In short weeks they met with thousands of people around the country, explaining their position for a free and fair election. And people believed them. They believed these three women who found themselves in incredibly unfamiliar circumstances and took responsibility for these circumstances. Their behaviour was honest, free, and responsible.

Four weeks later, one of them, Svetlana Tikhanovskaya was on the ballot. According to hundreds of sources, she won the majority of votes in the elections on August 9. But President Lukashenko declared that he had garnered more than 80% of the votes. After that, Belarusians took to the streets.

 

“The fearlessness and strength of the spirit of the other women help each one to believe in themselves, to overcome themselves, their habits “to go with the flow,” “to stay away from politics,” and not to notice what has been happening in their homes and the country in recent years.”

 

Belarusian women became the main participants in peaceful protests in all cities of the country – look at the photos! Despite police and army brutality on city streets, torture against thousands of arrested people across the country, dismissals from jobs, and new arrests, they are repeating and repeating – “We are not scared.” They continued to protest against election fraud. They said they no longer wanted to see Lukashenko as president of their country.

In front of the eyes of the whole world, women are changing their country. The fearlessness and strength of the spirit of the other women help each one to believe in themselves, to overcome themselves, their habits “to go with the flow,” “to stay away from politics,” and not to notice what has been happening in their homes and the country in recent years. Solidarity of Belarusian citizens and people from other countries, support of the media and social networks make them stronger.
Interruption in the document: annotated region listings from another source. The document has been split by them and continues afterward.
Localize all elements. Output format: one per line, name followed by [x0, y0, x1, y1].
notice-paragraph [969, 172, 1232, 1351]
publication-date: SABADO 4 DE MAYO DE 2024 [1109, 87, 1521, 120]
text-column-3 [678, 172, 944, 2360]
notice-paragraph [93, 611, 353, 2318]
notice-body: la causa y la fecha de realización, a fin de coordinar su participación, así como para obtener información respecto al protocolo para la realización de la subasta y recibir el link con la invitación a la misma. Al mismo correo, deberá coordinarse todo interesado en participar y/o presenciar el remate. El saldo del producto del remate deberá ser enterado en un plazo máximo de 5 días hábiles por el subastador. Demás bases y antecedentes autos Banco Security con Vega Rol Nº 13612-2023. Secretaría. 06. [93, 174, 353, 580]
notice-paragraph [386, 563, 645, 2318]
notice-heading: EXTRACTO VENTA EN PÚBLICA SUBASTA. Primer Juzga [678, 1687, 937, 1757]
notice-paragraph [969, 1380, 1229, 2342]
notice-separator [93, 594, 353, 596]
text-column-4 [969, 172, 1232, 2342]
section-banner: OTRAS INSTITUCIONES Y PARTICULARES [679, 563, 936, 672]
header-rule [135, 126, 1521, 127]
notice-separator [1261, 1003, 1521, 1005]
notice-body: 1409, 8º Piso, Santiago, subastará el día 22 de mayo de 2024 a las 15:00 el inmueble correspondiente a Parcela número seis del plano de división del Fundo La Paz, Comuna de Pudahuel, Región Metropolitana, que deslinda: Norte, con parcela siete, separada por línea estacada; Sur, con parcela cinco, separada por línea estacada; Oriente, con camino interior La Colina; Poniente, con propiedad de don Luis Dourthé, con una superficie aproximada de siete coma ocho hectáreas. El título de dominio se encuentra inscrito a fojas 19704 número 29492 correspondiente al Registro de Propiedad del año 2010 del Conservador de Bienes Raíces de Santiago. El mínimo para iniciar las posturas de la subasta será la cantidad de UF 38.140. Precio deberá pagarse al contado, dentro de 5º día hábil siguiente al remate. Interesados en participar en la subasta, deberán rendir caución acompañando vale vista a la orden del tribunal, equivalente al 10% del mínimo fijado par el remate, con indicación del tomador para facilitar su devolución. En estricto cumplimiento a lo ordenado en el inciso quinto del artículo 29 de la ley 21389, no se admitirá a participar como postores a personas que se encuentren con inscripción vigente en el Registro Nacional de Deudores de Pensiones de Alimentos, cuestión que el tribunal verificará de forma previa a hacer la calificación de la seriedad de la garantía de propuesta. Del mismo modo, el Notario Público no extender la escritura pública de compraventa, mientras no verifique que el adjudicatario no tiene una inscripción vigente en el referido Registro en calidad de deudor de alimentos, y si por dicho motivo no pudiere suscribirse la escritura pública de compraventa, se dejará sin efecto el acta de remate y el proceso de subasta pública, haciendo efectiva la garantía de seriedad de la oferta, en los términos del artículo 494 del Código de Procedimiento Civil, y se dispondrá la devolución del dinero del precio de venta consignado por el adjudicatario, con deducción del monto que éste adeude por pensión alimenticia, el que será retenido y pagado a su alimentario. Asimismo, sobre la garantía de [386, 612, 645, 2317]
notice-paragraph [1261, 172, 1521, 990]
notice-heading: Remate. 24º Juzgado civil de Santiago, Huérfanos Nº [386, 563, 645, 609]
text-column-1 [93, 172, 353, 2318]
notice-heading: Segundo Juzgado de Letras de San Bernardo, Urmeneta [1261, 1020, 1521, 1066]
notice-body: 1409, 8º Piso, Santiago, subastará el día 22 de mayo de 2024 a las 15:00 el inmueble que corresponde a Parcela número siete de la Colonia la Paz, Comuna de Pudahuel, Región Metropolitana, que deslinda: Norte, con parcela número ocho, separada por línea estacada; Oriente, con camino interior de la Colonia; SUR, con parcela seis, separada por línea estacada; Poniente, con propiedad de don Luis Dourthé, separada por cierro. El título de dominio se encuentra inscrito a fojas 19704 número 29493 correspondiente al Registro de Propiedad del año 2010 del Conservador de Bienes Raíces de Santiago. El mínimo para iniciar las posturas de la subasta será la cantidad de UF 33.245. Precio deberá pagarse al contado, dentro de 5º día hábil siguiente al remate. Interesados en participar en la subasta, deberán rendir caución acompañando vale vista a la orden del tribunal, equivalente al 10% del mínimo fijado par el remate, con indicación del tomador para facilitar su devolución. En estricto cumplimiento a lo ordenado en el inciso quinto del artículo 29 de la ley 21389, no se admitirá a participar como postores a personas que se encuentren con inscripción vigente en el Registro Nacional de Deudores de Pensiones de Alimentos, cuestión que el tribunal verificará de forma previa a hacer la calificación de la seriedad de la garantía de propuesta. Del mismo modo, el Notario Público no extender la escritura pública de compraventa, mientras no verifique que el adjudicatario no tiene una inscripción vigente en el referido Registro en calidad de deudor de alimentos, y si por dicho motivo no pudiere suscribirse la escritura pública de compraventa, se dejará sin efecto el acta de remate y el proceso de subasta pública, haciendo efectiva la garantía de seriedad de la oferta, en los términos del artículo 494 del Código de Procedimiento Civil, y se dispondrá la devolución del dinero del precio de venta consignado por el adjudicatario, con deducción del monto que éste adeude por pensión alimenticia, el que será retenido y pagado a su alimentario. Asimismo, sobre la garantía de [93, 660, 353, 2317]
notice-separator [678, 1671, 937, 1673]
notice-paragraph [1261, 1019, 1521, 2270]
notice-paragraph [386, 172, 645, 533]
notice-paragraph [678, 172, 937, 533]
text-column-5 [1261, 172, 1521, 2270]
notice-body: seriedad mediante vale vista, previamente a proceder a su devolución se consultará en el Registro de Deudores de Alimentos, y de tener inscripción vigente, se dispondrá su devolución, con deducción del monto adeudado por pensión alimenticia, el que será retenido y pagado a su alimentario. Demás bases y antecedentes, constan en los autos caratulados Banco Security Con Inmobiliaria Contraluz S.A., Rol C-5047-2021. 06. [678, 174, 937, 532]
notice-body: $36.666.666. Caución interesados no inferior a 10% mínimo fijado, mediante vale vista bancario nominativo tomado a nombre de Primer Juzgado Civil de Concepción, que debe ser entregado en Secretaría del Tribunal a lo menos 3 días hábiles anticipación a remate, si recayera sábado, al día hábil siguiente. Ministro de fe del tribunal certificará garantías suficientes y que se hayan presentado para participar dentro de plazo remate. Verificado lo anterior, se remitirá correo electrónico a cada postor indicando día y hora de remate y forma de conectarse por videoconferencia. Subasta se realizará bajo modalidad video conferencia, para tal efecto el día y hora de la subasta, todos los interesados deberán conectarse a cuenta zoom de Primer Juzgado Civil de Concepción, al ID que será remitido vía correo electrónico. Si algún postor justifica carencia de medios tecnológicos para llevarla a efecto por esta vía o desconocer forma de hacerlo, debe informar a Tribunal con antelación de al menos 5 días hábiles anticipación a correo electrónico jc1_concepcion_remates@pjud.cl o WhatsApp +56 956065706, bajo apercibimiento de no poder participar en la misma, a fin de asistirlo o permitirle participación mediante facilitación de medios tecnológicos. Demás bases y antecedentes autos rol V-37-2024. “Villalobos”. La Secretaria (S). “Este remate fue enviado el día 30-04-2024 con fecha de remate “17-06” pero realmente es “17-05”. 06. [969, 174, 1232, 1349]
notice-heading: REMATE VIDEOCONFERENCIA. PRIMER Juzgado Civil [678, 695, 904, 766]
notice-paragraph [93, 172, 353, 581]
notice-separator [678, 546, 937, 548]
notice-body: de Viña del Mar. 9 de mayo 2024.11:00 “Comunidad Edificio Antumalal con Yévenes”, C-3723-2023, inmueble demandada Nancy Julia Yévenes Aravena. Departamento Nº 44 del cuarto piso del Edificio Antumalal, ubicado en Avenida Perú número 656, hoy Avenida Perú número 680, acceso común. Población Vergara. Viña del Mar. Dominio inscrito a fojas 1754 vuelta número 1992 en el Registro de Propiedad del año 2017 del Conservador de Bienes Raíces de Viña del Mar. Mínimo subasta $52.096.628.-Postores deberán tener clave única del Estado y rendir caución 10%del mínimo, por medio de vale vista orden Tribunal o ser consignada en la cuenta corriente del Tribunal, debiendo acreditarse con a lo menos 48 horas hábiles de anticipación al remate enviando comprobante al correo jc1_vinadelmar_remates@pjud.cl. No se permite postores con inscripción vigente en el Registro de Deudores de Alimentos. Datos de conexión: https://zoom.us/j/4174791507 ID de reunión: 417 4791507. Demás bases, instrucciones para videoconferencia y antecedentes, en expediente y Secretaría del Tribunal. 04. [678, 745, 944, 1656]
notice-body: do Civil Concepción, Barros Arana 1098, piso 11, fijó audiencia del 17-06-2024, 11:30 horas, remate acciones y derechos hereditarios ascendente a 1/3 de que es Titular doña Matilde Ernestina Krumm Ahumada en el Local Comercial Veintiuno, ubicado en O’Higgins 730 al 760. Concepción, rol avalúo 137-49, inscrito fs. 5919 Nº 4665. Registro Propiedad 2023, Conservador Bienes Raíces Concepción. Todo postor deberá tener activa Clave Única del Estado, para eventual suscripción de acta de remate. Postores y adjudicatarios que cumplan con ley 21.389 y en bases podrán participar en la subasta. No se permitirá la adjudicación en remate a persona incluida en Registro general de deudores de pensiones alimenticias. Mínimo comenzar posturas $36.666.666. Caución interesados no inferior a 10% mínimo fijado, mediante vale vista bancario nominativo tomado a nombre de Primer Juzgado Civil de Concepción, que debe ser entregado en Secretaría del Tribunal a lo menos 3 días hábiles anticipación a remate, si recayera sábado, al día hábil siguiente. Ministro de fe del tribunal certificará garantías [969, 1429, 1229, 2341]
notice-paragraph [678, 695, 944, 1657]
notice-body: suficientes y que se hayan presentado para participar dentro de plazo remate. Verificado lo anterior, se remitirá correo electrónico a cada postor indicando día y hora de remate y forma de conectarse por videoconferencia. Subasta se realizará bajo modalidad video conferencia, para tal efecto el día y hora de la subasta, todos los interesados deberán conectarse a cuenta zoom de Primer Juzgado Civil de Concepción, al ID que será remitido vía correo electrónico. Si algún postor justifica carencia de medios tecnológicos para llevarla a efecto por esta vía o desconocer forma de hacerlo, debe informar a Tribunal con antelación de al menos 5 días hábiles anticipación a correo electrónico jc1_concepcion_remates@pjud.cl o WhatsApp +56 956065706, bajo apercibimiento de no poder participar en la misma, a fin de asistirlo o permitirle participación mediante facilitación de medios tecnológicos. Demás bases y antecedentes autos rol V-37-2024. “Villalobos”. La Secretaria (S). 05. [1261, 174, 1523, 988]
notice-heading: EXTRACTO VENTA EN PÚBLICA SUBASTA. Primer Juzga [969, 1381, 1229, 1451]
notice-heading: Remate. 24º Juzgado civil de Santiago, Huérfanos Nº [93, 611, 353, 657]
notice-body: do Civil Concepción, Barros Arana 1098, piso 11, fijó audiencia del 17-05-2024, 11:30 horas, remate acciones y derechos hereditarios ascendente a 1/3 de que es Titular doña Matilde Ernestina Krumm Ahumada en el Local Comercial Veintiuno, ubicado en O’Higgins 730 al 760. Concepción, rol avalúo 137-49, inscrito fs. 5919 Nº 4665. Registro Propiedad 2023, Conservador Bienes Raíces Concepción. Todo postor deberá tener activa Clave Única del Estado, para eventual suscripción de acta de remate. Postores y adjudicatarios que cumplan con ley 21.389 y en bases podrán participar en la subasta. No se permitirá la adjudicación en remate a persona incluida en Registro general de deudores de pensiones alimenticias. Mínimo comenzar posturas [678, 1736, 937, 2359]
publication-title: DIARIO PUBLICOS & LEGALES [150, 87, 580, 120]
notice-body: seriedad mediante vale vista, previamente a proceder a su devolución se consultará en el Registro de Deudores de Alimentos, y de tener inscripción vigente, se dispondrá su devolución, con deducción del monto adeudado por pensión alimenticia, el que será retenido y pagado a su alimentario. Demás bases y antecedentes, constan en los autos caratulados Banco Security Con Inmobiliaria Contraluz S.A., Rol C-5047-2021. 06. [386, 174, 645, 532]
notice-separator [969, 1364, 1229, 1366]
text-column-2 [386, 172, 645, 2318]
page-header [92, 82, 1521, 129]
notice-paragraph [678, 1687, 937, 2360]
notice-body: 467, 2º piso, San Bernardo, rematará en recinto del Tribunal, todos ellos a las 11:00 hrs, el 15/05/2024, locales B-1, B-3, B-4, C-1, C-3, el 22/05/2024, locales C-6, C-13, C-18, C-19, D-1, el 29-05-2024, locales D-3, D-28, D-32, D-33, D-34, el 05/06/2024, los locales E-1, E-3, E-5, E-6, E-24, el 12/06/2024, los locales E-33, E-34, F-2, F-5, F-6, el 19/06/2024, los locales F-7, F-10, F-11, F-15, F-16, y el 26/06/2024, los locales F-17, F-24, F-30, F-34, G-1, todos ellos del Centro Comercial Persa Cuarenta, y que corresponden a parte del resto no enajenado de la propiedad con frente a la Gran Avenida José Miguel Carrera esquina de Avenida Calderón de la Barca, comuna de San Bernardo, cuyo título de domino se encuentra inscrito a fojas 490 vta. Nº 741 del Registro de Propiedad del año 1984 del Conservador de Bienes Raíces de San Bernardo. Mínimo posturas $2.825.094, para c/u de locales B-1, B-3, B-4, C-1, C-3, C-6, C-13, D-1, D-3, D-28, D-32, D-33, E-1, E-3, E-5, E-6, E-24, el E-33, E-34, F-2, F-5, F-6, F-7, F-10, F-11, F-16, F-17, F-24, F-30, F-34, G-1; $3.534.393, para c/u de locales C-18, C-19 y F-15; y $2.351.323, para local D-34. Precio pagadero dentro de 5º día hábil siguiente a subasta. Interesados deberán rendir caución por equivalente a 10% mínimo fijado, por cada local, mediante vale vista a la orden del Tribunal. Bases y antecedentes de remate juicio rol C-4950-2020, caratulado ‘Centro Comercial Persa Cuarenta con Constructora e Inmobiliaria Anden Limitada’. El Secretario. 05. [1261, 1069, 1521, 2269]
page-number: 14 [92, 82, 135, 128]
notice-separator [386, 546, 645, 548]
Today thousands of Belarusians have been arrested. The members of the Coordination Council, created after the elections to organize the process of overcoming the political crisis, were arrested. Only Svetlana Alekseevich, a writer and Nobel Prize winner, remains at large. Svetlana Tikhanovskaya and Veronika Tsepkalo were forced out of the country under pressure. Maria Kolesnikova is now in jail… And Lukashenko was sworn in at a secret urgently ceremony on September 23.

The protest does not subside. Thousands and thousands of women of all ages and professions continue to take to the streets of cities and towns. They protect men, children, and themselves. And they believe in a future without a dictator.

Their daily behaviour is a brave deed; therefore, Women of Belarus maybe consider a candidate for the title of the Persons of the Year 2020.

 

 

Photo by epa.eu

 

 

 

 

 

Journalist and psychotherapist Irina Umnova arrived in Canada in 2015.  In Russia, she was Deputy Editor-in-Chief of the international project Psychologies Magazine for 12 years. In Toronto, Irina received the license of the Registered Psychotherapist and conducts a private practice.
She was born in the Soviet Union which was split into 15 countries in 1991. Belarus, like Russia, was part of the USSR. The countries have a common past, a common language (most Belarusians speak Russian), a common culture.